Дар не дается бесплатно
Шрифт:
Имеет ли право человек быть столь незаслуженно избранным, как я? Ведь большинство людей остается безымянными, они должны заниматься той работой, которую ненавидят, просто для того, чтобы прокормиться.
Да, но они-то вряд ли ненавидят себя так, как я ненавижу, и потому у них есть возможность урвать у жизни часы счастья.

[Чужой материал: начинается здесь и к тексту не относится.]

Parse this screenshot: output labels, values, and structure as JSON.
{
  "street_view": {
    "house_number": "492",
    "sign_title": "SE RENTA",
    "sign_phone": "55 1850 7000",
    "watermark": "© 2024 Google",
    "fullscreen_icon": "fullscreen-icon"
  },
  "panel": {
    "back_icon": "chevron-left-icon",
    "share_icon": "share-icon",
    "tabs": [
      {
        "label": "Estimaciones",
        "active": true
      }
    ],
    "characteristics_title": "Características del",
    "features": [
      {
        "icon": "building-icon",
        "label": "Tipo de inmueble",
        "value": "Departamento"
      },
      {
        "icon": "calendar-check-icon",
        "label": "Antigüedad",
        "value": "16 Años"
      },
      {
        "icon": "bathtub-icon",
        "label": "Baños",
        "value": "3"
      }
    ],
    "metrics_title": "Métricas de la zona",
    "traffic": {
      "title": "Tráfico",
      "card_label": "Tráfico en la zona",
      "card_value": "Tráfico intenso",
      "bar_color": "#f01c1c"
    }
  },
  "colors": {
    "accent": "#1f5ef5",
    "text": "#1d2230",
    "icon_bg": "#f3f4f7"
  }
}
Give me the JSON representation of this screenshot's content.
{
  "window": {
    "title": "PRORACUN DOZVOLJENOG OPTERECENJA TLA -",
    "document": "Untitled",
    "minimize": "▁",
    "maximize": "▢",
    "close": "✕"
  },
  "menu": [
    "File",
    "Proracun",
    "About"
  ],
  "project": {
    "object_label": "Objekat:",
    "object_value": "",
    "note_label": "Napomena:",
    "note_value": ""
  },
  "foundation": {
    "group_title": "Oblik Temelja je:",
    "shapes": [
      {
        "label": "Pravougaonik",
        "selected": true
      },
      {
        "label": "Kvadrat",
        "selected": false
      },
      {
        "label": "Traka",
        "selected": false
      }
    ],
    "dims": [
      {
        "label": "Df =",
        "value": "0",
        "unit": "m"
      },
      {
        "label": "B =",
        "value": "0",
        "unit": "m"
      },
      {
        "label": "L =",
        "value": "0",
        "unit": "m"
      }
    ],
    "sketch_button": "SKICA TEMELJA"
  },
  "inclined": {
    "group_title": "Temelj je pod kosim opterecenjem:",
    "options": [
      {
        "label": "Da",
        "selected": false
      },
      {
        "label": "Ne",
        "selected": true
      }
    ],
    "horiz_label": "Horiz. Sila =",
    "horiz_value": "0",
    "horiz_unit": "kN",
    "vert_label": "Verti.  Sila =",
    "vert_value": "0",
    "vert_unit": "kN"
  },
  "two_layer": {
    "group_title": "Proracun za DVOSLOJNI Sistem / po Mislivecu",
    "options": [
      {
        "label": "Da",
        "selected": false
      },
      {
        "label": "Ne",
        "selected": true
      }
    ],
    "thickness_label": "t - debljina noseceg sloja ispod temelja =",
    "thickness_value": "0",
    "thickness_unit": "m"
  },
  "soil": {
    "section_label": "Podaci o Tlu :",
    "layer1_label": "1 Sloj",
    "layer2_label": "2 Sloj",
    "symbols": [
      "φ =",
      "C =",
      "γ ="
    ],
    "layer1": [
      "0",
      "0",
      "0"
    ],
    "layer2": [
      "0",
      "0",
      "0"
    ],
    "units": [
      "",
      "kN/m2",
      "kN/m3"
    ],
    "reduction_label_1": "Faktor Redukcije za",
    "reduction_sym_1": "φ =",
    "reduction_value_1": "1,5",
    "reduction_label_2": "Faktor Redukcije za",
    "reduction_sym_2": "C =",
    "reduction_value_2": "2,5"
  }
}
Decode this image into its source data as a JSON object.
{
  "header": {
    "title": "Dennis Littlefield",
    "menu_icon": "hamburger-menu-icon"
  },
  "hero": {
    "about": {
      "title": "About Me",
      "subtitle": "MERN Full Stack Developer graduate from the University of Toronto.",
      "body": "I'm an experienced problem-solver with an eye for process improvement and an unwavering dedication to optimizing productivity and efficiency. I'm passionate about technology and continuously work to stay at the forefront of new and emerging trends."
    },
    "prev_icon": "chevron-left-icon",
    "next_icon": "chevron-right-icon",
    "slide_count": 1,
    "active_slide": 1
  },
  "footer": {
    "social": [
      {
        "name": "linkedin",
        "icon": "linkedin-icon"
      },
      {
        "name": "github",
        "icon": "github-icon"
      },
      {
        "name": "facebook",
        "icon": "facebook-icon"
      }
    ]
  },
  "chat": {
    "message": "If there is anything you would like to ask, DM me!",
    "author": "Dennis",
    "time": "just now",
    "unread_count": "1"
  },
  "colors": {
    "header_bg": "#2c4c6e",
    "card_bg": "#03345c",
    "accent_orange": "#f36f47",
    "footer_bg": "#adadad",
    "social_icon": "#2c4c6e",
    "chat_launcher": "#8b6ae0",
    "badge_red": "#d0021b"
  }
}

Моя мать с самого моего детства внушала мне, что все желают мне дурного, что все, что я делаю и думаю самостоятельно,— неверно, ошибочно. Она изо всех сил старалась убить во мне любые устремления и почти добилась своего. Это, конечно, грех с ее стороны. Она прошла через страдания в юности, которые я не мог полностью постичь. Все дети семейства Гедда постоянно, непрерывно получали побои, и моя мать, может быть, больше всех. Потому она и в старости стала всех сторониться, считала, что все люди исполнены
Кроме того, мать неимоверно эгоистична, она считает, что совершила для меня подвиг. То, что я представляю собой теперь как певец,— исключительно ее заслуга. Если я пытаюсь поколебать это ее мнение, все кончается в лучшем случае криками и бранью.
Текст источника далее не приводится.